Truckers Gather in Tea To Protest New Federal Mandate
TEA, S.D. – Truckers protested the federal government mandating all truckers use electronic logging devices across the country Monday.
”The government is mandating that I need to have what we are considering an ankle bracelet,” said Kevin Steichen, a trucker.
Truckers currently log the hours they work by hand on paper, but many lawmakers say it’s time for ELDs. These devices will monitor and record hours digitally.
”They think we’re outlaws and that’s the furthest thing from the truth,” said Steichen. “I am far from an outlaw.”
Truckers can legally work 14 hours per day. Currently, they can break that up that time however they want to, but with ELD’s, they worry they’ll be racing against the clock once it starts.
“If we were to be out of hours an hour or two hours away from our destination with live animals, we need to take an 10 hour break,” said Minnesota trucker Kelly Leuthold.
Many lawmakers across the country support the mandate, including those picked by the Tump administration.
The American Trucking Associations say that federal data shows an ELD reduced the truck crash rate by 11.7% and reduced hours-of-service violations by 50% when compared to users of paper logs.
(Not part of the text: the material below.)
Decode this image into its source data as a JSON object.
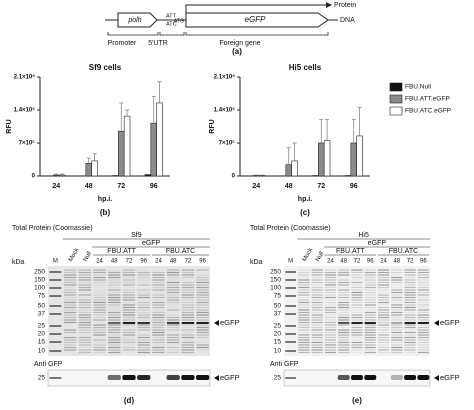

“Like I usually drive 62 to 65 out on the road and that’s because of the fuel cost and everything like that and it’s a lot safer anyway,” said Brookings trucker Tom Kuechenmeister. “When I got that ELD, I’m sitting there watching that clock count down on the dash and the first month I found myself running closer to 70 to 75.”
Those against this new mandate have proposed a bill that would delay the mandate for another two years, and it’s backed strongly by South Dakota Congresswoman Kristi Noem. Fewer nap breaks and quicker speeds are creating safety concerns for these small business folks.
“My kids and my wife mean so much to me,” said Steichen. “If I can be safe and make it home, that’s gonna be the big thing.”
For now, opponents say time is running out to keep the mandate from hitting the books, and the road. They have until December 18 to overturn the mandate.
”They’re not out there for me,” said Steichen. “Nobody’s fighting for me. They don’t want to hear my voice.”